The Michigan Department of Health & Human Services released a new order that doesn’t include the provision, which barred groups of more than six from sitting at the same table in establishments that serve food or drinks.
“Consumption of food or beverages is permitted only where patrons are seated, groups of patrons are separated by at least 6 feet, no more than 6 patrons are seated at a table, and groups of patrons do not intermingle,” the May 15 order stated. The new order, which goes into effect on June 1, doesn’t contain that restriction.
Whitmer, a Democrat in her first term, said on May 23 that she “made a mistake” when gathering with roughly a dozen others in a crowded bar in Lansing, violating the state’s rule on indoor gatherings.
“It was an honest mistake and I have apologized for it,” she told reporters in a May 24 briefing.
Whitmer previously announced that the order, which deals with masks and capacity limits, would be altered on June 1, but didn’t specify which changes would be made.
On July 1, Whitmer plans to lift limits on indoor gatherings and mandates on wearing masks entirely.
The rollbacks stem from improving COVID-19 metrics, such as lower cases and hospitalizations, officials said.
“I’m excited about this.

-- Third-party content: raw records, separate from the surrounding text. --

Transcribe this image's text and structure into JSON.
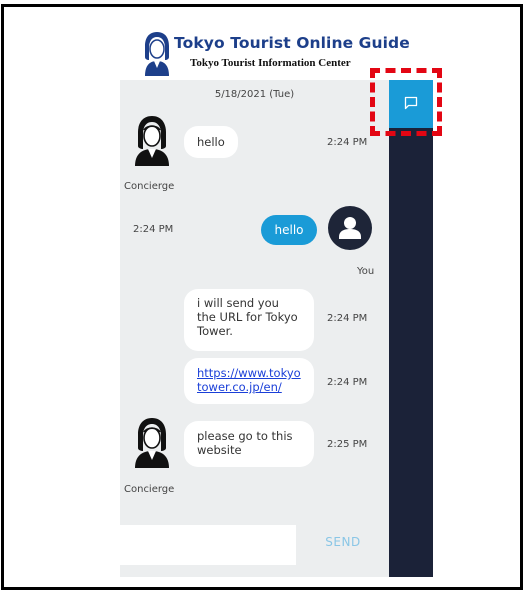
{
  "header": {
    "title": "Tokyo Tourist Online Guide",
    "subtitle": "Tokyo Tourist Information Center"
  },
  "chat": {
    "date": "5/18/2021 (Tue)",
    "messages": [
      {
        "sender": "Concierge",
        "text": "hello",
        "time": "2:24 PM"
      },
      {
        "sender": "You",
        "text": "hello",
        "time": "2:24 PM"
      },
      {
        "sender": "Concierge",
        "text": "i will send you the URL for Tokyo Tower.",
        "time": "2:24 PM"
      },
      {
        "sender": "Concierge",
        "text": "https://www.tokyotower.co.jp/en/",
        "time": "2:24 PM"
      },
      {
        "sender": "Concierge",
        "text": "please go to this website",
        "time": "2:25 PM"
      }
    ],
    "agent_label": "Concierge",
    "user_label": "You"
  },
  "composer": {
    "placeholder": "",
    "send_label": "SEND"
  },
  "sidebar": {
    "chat_tab_icon": "chat-bubble-icon"
  },
  "colors": {
    "accent": "#1a9bd7",
    "sidebar": "#1b2238",
    "chat_bg": "#eceeef",
    "highlight": "#e30613"
  }
}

I know we’re all excited to spend time this summer with our families and friends and get back to the things that we love doing. Long dinners, bonfires by the lake, maybe even taking in a concert with friends. And we can enjoy the occasions and ceremonies that we had to forego last year, celebrating birthdays and graduations, family reunions and weddings together,” Whitmer told reporters in a briefing on May 24.
Whitmer also announced that the Michigan Occupational Safety and Health Administration was easing its COVID-19 emergency rules because the state has reached the threshold of 55 percent of the population being vaccinated against the CCP (Chinese Communist Party) virus, which causes COVID-19.

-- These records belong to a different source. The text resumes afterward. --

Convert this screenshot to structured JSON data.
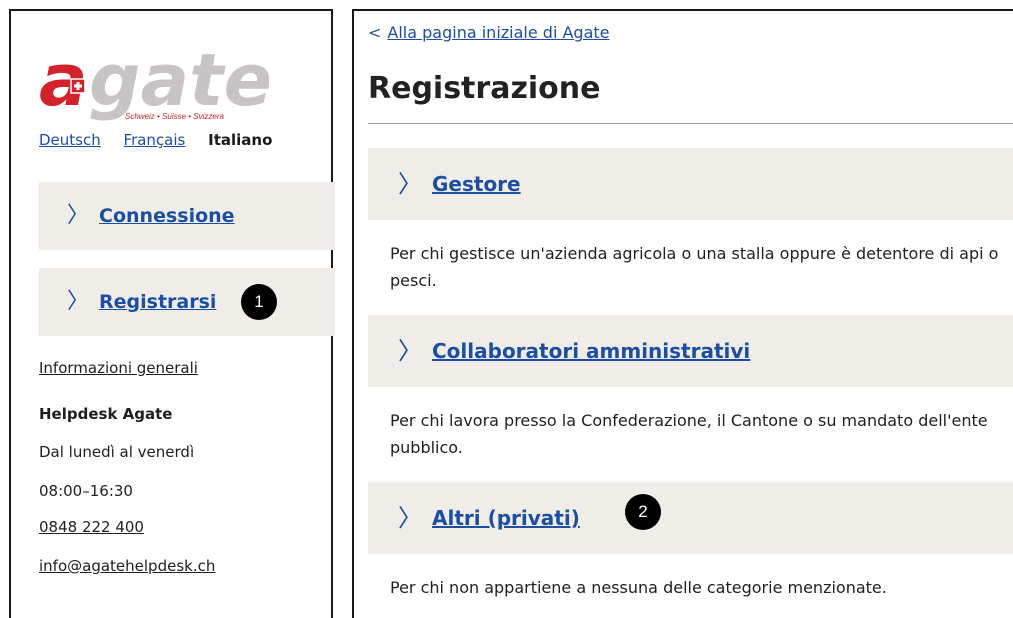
{
  "logo": {
    "wordmark": "agate",
    "tagline": "Schweiz • Suisse • Svizzera",
    "brand_color": "#d2232a",
    "wordmark_color": "#c9c4c4"
  },
  "languages": [
    {
      "label": "Deutsch",
      "active": false
    },
    {
      "label": "Français",
      "active": false
    },
    {
      "label": "Italiano",
      "active": true
    }
  ],
  "left_nav": [
    {
      "label": "Connessione"
    },
    {
      "label": "Registrarsi"
    }
  ],
  "markers": [
    "1",
    "2"
  ],
  "info": {
    "general_link": "Informazioni generali",
    "helpdesk_title": "Helpdesk Agate",
    "days": "Dal lunedì al venerdì",
    "hours": "08:00–16:30",
    "phone": "0848 222 400",
    "email": "info@agatehelpdesk.ch"
  },
  "main": {
    "back_link": "Alla pagina iniziale di Agate",
    "title": "Registrazione",
    "sections": [
      {
        "label": "Gestore",
        "description": "Per chi gestisce un'azienda agricola o una stalla oppure è detentore di api o pesci."
      },
      {
        "label": "Collaboratori amministrativi",
        "description": "Per chi lavora presso la Confederazione, il Cantone o su mandato dell'ente pubblico."
      },
      {
        "label": "Altri (privati)",
        "description": "Per chi non appartiene a nessuna delle categorie menzionate."
      }
    ]
  },
  "colors": {
    "link": "#1c4fa0",
    "nav_bg": "#f0ede8"
  }
}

The governor said she didn’t think the Landshark Bar & Grill, where she broke the state’s rules, should be fined by state authorities.
“I think that we have specifically not gone forward and penalized businesses that are trying to do the right thing. It’s those that have flouted and put people’s safety at risk that are the most concerning,” she said.
Eric Ventimiglia, executive director of Michigan Rising Action, a group that seeks to hold liberal groups and individuals accountable, told The Epoch Times that Whitmer should immediately lift all of the COVID-19 related orders. He also called on the governor to rescind violations and refund fines paid by people and businesses accused of violating COVID-19 orders.
“We also think that she should pardon those that have been fined and accused of similar offenses … and refund all the fines,” he said.